Le Club des Prisonniers a confirmé que le niveau des témoignages des détenus et des prisonniers reflète toujours un niveau sans précédent dans l’histoire de la politique de torture que l’occupation a menée pendant de nombreuses décennies contre les prisonniers et les détenus dans ses prisons et camps.

Il a ajouté : « Bien que 275 jours se soient écoulés depuis le génocide, les témoignages des détenus et des prisonniers sont toujours au même niveau que les témoignages que nous avons reçus au début de la guerre. »

La torture est une politique systématique

Il a expliqué que la politique de torture fait partie d’une série de politiques et de crimes systématiques imposés par le système d’occupation aux prisonniers depuis le début de la guerre, dont le plus important est le crime de famine et les crimes médicaux qui, dans leur intégralité, ont conduit au martyre de dizaines de prisonniers et de détenus, le plus grand nombre de martyrs ayant été enregistré parmi leurs rangs dans l’histoire du mouvement des captifs.

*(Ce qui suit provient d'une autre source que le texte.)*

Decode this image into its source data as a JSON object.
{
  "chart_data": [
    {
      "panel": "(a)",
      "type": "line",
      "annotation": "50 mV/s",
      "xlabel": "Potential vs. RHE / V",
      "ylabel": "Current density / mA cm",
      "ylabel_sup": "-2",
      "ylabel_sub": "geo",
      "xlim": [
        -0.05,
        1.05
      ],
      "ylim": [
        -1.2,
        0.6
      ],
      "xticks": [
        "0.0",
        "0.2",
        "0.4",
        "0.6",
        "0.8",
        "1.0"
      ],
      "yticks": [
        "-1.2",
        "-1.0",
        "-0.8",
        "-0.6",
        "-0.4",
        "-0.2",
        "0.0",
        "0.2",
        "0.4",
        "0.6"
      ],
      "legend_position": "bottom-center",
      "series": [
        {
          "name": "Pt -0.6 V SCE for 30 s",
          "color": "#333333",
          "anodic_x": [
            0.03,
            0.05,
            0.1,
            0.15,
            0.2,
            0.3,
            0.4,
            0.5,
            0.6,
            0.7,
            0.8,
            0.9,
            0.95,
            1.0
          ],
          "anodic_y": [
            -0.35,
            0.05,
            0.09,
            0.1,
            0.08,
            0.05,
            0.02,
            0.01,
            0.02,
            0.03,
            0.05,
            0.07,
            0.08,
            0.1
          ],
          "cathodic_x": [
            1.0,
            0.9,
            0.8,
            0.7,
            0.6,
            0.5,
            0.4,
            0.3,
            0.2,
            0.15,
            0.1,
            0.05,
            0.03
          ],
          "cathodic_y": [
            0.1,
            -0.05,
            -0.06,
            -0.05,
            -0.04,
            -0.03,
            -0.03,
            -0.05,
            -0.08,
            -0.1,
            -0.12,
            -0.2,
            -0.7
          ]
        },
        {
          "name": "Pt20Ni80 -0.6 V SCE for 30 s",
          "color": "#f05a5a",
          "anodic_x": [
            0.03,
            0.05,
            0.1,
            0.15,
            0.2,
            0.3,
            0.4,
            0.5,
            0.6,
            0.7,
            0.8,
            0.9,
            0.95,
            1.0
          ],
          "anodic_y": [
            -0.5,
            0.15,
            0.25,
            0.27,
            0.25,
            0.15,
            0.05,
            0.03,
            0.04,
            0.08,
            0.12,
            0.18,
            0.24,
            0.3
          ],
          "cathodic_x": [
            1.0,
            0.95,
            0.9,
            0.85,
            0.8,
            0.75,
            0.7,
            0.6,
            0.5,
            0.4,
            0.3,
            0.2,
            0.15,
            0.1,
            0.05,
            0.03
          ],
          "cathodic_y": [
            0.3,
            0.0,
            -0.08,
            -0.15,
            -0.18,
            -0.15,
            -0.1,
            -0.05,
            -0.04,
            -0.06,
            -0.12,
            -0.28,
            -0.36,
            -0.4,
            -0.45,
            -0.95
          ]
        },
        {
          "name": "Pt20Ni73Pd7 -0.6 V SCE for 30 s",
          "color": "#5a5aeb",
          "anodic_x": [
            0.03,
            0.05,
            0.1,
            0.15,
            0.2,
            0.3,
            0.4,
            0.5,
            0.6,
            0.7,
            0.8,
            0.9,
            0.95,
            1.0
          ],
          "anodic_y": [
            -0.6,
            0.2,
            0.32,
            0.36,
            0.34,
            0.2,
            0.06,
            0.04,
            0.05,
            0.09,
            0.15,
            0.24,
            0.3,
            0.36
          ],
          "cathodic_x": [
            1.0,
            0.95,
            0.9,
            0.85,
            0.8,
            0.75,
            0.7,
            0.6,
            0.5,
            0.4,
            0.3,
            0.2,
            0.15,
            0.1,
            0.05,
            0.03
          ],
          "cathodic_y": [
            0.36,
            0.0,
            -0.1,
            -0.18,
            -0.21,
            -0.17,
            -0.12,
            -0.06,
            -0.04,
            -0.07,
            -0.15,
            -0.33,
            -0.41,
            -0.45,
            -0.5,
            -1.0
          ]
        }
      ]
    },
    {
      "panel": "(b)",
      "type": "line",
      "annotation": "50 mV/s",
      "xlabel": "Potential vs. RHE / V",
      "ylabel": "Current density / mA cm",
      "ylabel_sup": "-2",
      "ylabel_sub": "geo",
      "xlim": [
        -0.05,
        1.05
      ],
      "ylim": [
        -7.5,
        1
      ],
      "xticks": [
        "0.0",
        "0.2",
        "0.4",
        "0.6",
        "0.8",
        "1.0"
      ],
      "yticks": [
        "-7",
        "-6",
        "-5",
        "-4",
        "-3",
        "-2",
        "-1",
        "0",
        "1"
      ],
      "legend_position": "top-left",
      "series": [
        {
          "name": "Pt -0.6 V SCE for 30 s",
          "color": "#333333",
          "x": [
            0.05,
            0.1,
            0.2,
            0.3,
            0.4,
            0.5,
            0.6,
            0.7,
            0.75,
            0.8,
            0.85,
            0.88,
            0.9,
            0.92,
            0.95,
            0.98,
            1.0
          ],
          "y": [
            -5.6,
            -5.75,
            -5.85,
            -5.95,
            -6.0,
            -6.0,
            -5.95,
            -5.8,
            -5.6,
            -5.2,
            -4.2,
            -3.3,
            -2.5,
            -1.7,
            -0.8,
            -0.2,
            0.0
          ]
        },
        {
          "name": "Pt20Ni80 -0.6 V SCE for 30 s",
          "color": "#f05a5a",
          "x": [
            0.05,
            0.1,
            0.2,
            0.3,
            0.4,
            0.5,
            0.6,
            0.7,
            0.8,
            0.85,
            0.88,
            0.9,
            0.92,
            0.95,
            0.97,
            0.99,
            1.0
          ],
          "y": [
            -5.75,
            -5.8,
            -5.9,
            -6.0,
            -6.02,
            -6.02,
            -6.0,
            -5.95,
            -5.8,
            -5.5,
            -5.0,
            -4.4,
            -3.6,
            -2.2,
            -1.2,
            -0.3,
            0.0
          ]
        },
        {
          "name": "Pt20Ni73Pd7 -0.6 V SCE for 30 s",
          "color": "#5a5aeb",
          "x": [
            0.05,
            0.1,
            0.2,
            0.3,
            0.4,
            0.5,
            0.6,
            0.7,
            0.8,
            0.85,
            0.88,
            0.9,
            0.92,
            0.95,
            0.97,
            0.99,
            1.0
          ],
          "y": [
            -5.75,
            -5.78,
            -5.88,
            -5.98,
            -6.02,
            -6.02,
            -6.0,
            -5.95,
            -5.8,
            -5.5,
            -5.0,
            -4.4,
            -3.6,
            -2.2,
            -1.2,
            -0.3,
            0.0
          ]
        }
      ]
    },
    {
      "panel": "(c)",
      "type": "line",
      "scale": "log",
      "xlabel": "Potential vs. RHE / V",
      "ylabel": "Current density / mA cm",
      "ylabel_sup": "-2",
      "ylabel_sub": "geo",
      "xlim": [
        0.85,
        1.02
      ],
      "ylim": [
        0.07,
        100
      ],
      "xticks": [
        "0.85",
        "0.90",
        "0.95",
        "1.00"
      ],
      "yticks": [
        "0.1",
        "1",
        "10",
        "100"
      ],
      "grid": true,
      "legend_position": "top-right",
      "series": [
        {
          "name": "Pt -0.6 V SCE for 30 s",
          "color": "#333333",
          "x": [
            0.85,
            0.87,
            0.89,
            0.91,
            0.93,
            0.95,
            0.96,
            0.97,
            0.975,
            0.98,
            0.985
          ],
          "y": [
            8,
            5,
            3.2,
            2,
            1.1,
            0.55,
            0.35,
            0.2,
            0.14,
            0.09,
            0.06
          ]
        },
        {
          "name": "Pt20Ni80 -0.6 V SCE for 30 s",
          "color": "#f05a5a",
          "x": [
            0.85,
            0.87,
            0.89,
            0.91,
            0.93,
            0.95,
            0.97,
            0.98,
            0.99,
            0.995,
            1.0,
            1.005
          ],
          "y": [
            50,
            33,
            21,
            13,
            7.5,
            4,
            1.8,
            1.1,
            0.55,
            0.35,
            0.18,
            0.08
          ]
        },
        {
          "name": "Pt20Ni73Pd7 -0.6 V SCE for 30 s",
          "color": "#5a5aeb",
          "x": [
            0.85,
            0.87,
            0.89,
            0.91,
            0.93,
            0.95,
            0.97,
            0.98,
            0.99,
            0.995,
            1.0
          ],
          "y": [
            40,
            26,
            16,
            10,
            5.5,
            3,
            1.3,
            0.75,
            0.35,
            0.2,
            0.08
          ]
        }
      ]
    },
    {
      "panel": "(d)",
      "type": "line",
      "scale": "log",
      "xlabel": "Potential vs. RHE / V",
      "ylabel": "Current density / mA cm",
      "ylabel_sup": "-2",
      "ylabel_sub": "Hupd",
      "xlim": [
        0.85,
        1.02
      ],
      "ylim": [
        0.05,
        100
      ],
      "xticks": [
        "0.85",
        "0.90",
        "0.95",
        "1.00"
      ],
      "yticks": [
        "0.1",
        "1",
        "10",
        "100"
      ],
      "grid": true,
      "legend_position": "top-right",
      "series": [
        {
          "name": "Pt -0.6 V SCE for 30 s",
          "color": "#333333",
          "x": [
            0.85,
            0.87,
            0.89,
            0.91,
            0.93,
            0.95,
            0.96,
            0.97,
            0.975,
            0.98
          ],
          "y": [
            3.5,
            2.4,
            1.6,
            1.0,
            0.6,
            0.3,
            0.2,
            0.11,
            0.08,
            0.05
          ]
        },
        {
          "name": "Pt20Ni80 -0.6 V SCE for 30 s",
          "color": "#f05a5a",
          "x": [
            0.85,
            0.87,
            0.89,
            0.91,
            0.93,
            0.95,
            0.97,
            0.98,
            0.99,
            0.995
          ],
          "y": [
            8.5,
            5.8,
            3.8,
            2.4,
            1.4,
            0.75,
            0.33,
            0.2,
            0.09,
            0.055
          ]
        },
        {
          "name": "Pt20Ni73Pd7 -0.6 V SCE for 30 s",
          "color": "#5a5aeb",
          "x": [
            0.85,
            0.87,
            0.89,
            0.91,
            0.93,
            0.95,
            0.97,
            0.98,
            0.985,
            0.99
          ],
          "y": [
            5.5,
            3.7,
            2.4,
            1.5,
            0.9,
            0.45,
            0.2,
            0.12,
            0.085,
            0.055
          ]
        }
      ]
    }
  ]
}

Le Club a ajouté que l’occupation n’est pas satisfaite, à ce jour, des crimes qu’elle a commis devant le monde et devant les caméras, mais continue plutôt d’inciter au meurtre de prisonniers et de détenus comme un aspect du génocide.

Le ministre israélien extrémiste Itamar Ben Gvir poursuit également sa campagne d’incitation à tuer, torturer et affamer les prisonniers.

Le camp de « Sde Teman » était le lieu le plus important pour ces crimes, avec plusieurs autres prisons, dont les prisons d’Ofer et du Néguev. Il est probable qu’il existe des prisons secrètes dans lesquelles l’occupation détient des détenus de Gaza, selon le Club des prisonniers.

Exige l’ouverture d’une enquête internationale

Le Club des Prisonniers a renouvelé ses appels et ses exigences aux Nations Unies concernant la nécessité d’ouvrir une enquête internationale impartiale sur les crimes en cours contre les détenus et les prisonniers et les crimes liés aux exécutions sur le terrain.

Le club a appelé le système international des droits de l’homme à assumer ses responsabilités nécessaires face à l’intensité de ces crimes, soulignant que l’état de silence et l’absence de responsabilité sont les raisons centrales de la poursuite de ces crimes qui visent l’existence palestinienne et ses droit à l’autodétermination.

Le nombre total de prisonniers dans les prisons d’occupation jusqu’au début du mois de juillet s’élevait à plus de 9 700 prisonniers, dont 3 380 détenus administratifs, et plus de 1 400 détenus de Gaza qui ont été classés par les autorités des prisons d’occupation comme « combattants illégaux », ce chiffre n’inclut pas tous les détenus de Gaza, en particulier ceux qui sont sous l’autorité de l’armée d’occupation, notant que l’occupation a arrêté des milliers de personnes de Gaza, y compris des femmes et des enfants, alors que les arrestations en Cisjordanie depuis le début de la guerre de génocide se sont élevées à pas moins de 9 550 arrestations, selon le communiqué.